Противопоставляя собственное представление о женщине официальным мифам, Платонов намеренно вписывает своих героинь в классический литературный сюжет с заранее заданными, традиционными гендерными ролями. Таким сюжетом, транслирующим, с одной стороны, особенности индивидуально-авторского отношения к женщине, а с другой — писательскую рефлексию над динамичным изменением семейно-брачных установок в Советской России, является сюжет о блудной дочери, возникающий в произведениях Платонова в 1930-х годах.
Этот сюжет имеет в творчестве Платонова глубокие философские корни, поскольку в идейном отношении коррелирует с федоровской идеей «отцелюбия». На рубеже 1920–1930-х годов, в период сомнений, происходит поворот в платоновском осмыслении наследия Н. Ф. Федорова. По наблюдению М. В. Никулиной, в этот период от практической стороны федоровского учения, в большей мере интересовавшей молодого Платонова-мелиоратора, писатель обращается к идее родственности — ядру «Философии общего дела». Актуальными для Платонова становятся «размышления Федорова о разрушении некой единой Семьи»[1183]
. Оставление детьми родителей является, в представлении философа, следствием полового инстинкта и стремления к продолжению рода, в результате чего человечество обрекает себя на почти животное существование, подчиненное бесконечному кругу рождений и смерти:В сыне и дочери мужеский и женский полы являются уже не телами, одаренными лишь ощущениями и похотью, бессознательно и пассивно повинующимися слепой силе природы, которая, сближая их, производит в них новое существо ‹…› Это новое существо по мере роста отделяется от них, своих родителей, отчуждается и, наконец, оставляя их совсем, обращает их в нечто подобное скорлупе яйца, из которого вышел птенец…[1184]
В возвращении к культу отца Федоров видит выход для европейской цивилизации, уподобившейся блудному сыну.
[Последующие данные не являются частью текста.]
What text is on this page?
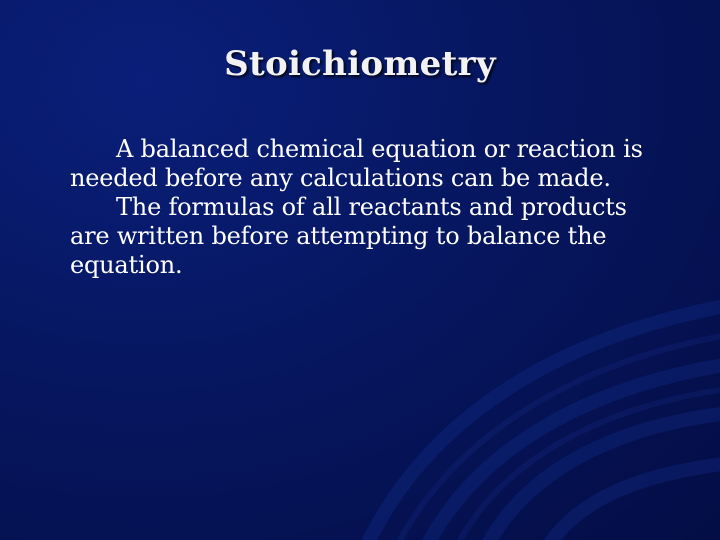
Stoichiometry

A balanced chemical equation or reaction is needed before any calculations can be made.

The formulas of all reactants and products are written before attempting to balance the equation.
Очевидно, что смысловое поле литературного сюжета осложняется у Платонова экстраполяцией некоторых федоровских идей, переводящих конфликт между любовью дочери к отцу и к мужу из семейно-бытового плана в духовный. Возможно, с помощью сюжета о блудной дочери Платонов пытается художественно осмыслить противоречия женской природы, о которых говорит Федоров: с одной стороны, именно женщина в силу своих внутренних свойств первой испытала чувство любви к отцу — чувство, сделавшее человека человеком, а с другой — «падение, забвение долга начато ею же, женщиною»[1185]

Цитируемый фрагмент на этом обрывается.